I'm always correcting my wife's grammar but she continues to make the
same mistakes. I end up talking back to her the same way (a blend of
Cebuano and English) because otherwise she doesn't understand me. And
we've been married eight years.
> > There is nothing innate about how we speak a language.
We don't know that. Children are born capable of learning any language
on Earth. That could mean either that we are all blank slates and that
we learn languages from scratch or it could mean that we all are born
with an instinctive idea of what a noun or a verb is. The latter idea
would explain how we learn languages so quickly.
> > And I think that is the big problem. The Romanian was using mostly
Slavic
> > words. I even recognized a few of them (tho I no longer speak a
word of
> > Russian - well, curse words I remember HA!!), enough to know the
brunt of
> > the convo - which "races" would end up on which side! The
Hispanic with
> > me - and she understands all kinds of Hispanic (Spanish, Portuguese
and
> > even that other language spoken in Spain - the name of the language
> > startes with a 'c" - I don't remember what it's called - but she
> > translated stuff for me that was spoken in it. - and she also
speaks
> > Italian fluently her husband is Italian) - she did not understand
a
> > single word of it. Not one SINGLE word. The Pole understood it.
Now
> > here is the thing: apparently, it was easier for the both of them
to
> > speak like that, than to resort to what English they both knew -
and I
> > know they knew enough English to ask me a kind of complex question
about
> > ethnicity and religion.
>
> Ah, there's my answer. Okay, now I understand your point a bit more:
you are
> suggesting that a linguist should recognise a close link between
Slavic and
> Romanian because a Romanian speaker can choose from amongst the words
in his
> lexicon to make himself understood to a Slav, although this means
that he
> can no longer be understood by other Romance speakers.
>
> Yes, you have a point there. I would just mention that such Romanian
would
> sound very forced and contrived to most Romanian speakers.
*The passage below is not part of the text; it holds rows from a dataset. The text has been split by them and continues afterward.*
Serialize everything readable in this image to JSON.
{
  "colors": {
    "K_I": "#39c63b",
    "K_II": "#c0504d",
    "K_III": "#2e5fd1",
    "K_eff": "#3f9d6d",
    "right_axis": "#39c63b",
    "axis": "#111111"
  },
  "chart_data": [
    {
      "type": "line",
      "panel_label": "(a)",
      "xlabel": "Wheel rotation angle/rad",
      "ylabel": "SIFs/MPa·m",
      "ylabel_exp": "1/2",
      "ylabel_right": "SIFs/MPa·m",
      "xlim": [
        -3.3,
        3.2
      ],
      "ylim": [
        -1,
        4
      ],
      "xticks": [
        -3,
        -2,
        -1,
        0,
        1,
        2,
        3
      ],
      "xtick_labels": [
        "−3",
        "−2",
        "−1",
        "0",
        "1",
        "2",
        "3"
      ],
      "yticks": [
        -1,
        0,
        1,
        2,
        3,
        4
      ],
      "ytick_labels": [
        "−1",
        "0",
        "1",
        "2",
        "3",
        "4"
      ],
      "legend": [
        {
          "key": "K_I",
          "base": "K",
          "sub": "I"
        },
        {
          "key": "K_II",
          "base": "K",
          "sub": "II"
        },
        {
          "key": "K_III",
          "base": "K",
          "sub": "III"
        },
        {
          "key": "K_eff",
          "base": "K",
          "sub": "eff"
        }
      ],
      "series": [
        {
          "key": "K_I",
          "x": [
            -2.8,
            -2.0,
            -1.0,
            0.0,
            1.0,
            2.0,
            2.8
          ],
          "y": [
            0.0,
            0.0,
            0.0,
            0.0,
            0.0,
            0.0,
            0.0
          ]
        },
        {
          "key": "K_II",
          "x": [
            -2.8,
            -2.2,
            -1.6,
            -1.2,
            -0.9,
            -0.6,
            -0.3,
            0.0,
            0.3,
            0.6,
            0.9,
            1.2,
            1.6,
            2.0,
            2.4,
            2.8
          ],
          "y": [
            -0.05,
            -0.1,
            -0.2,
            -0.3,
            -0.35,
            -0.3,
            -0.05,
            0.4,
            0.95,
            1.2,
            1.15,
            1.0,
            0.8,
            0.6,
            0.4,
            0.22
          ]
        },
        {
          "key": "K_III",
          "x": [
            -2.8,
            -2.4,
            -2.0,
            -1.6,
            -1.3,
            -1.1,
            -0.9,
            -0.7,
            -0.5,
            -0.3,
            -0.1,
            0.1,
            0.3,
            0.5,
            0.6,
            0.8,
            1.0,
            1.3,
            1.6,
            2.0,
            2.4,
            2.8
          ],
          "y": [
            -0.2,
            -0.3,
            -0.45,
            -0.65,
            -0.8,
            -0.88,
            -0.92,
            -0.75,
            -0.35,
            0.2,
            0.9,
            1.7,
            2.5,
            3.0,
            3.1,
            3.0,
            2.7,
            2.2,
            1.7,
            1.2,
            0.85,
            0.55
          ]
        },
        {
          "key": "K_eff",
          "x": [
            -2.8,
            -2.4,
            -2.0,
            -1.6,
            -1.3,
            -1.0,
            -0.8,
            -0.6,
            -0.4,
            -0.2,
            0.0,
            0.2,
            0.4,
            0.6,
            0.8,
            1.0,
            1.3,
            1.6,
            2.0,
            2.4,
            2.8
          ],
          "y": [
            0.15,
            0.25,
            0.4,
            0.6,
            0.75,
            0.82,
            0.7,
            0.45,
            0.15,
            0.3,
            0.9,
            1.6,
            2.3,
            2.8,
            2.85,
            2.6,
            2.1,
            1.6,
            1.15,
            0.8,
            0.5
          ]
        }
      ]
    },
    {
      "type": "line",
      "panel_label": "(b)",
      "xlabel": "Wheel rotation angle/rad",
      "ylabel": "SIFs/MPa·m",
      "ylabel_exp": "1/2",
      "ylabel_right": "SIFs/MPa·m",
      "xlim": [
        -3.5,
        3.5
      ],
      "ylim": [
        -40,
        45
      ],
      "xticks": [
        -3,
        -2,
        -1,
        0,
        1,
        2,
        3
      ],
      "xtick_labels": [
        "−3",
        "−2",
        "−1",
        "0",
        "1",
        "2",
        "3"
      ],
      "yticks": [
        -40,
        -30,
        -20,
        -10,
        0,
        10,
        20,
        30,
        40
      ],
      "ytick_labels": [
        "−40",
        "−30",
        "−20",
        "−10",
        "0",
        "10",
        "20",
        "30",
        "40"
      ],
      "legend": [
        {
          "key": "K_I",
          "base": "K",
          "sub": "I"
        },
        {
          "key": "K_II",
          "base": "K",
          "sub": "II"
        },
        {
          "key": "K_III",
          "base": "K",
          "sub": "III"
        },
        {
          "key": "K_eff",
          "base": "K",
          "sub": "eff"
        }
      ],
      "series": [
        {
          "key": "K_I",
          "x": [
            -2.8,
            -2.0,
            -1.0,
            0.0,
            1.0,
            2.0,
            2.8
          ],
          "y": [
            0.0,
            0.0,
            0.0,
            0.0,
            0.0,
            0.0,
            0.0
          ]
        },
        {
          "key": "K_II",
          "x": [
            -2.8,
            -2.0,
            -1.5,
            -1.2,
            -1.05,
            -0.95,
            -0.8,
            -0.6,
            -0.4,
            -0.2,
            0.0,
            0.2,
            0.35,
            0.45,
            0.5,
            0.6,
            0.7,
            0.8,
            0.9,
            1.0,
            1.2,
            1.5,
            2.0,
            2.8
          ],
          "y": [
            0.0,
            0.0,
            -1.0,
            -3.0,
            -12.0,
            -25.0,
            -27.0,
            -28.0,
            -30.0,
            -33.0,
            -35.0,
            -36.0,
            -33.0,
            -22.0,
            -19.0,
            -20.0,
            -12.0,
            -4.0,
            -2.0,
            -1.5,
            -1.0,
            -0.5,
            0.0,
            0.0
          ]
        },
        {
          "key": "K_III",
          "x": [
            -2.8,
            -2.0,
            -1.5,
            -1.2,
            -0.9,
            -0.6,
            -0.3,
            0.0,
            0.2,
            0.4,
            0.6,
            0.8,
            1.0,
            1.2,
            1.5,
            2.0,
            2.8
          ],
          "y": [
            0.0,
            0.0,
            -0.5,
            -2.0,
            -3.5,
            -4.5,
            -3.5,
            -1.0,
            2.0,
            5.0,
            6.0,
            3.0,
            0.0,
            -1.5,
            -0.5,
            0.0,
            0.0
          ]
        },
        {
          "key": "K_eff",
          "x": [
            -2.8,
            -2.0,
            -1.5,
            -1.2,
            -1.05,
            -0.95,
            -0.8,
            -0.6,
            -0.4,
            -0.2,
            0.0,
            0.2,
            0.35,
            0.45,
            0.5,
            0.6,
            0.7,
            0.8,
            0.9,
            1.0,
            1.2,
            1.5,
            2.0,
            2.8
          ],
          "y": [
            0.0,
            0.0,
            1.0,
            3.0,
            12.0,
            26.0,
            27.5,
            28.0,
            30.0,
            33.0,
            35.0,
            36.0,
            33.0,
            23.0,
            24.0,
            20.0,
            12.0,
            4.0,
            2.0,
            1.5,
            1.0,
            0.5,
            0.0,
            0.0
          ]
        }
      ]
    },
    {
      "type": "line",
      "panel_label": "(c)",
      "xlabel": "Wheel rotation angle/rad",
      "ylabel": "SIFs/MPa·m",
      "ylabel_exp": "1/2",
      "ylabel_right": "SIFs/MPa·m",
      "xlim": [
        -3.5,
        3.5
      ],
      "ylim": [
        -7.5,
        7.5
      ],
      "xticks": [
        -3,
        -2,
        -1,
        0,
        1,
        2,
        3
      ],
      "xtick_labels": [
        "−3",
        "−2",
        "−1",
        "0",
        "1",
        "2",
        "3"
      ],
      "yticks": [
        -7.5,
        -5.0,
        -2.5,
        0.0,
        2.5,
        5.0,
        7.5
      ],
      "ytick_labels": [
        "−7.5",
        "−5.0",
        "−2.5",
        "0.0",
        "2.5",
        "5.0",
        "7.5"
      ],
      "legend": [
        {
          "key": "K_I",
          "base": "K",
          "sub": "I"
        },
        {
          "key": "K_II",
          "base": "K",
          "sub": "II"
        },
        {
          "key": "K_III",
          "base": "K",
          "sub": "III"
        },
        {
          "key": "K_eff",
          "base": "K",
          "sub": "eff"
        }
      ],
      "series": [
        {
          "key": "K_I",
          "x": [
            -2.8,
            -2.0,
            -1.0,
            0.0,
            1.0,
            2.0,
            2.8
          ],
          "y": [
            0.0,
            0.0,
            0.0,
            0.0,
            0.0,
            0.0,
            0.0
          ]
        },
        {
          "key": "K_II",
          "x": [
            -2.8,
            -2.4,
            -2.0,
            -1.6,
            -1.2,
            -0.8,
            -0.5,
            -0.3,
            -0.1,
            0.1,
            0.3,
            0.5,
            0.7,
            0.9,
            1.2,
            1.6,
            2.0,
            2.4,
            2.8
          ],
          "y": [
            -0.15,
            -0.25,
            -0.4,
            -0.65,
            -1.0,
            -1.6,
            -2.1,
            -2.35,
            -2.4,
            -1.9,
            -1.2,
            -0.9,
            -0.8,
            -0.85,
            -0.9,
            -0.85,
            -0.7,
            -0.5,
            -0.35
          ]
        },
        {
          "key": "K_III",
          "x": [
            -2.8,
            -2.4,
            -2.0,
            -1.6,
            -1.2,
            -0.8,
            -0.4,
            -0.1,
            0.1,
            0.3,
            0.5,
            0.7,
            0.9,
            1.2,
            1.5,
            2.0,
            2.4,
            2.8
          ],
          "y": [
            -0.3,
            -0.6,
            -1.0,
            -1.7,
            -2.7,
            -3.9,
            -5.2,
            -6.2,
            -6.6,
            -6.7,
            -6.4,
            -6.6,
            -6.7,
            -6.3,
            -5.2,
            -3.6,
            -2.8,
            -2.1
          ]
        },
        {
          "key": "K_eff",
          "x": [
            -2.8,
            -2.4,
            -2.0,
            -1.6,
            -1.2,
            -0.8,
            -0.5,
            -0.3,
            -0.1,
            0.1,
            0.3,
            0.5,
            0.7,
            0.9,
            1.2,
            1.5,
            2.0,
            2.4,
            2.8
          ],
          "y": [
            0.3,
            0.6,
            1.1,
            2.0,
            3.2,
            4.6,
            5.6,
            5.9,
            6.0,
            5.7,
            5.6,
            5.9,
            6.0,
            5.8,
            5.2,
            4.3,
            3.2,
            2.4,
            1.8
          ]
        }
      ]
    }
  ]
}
A better
test
> would be to see how much a Pole can understand when overhearing a
> conversation of two native speakers, or a folk song.
The point would be even better made if we knew why the Spaniard didn't
understand the Romanian. Perhaps the Spaniard didn't understand any of
the words. On the other hand, the fact that Romanian and Polish are
both Indo-European languages may be enough for the Polish person to
understand a Romanian sentence because the grammar would not,
obviously, have been too different. The same, however, cannot
obviously be said of English and Chinese: even if English and Chinese
people used the same vocabulary we probably wouldn't understand each
other, even though both languages are described as SVO
(subject-verb-object) languages. The fundamental question is, of
course, how similar does the grammar of two languages have to be for
people to be able to understand each other?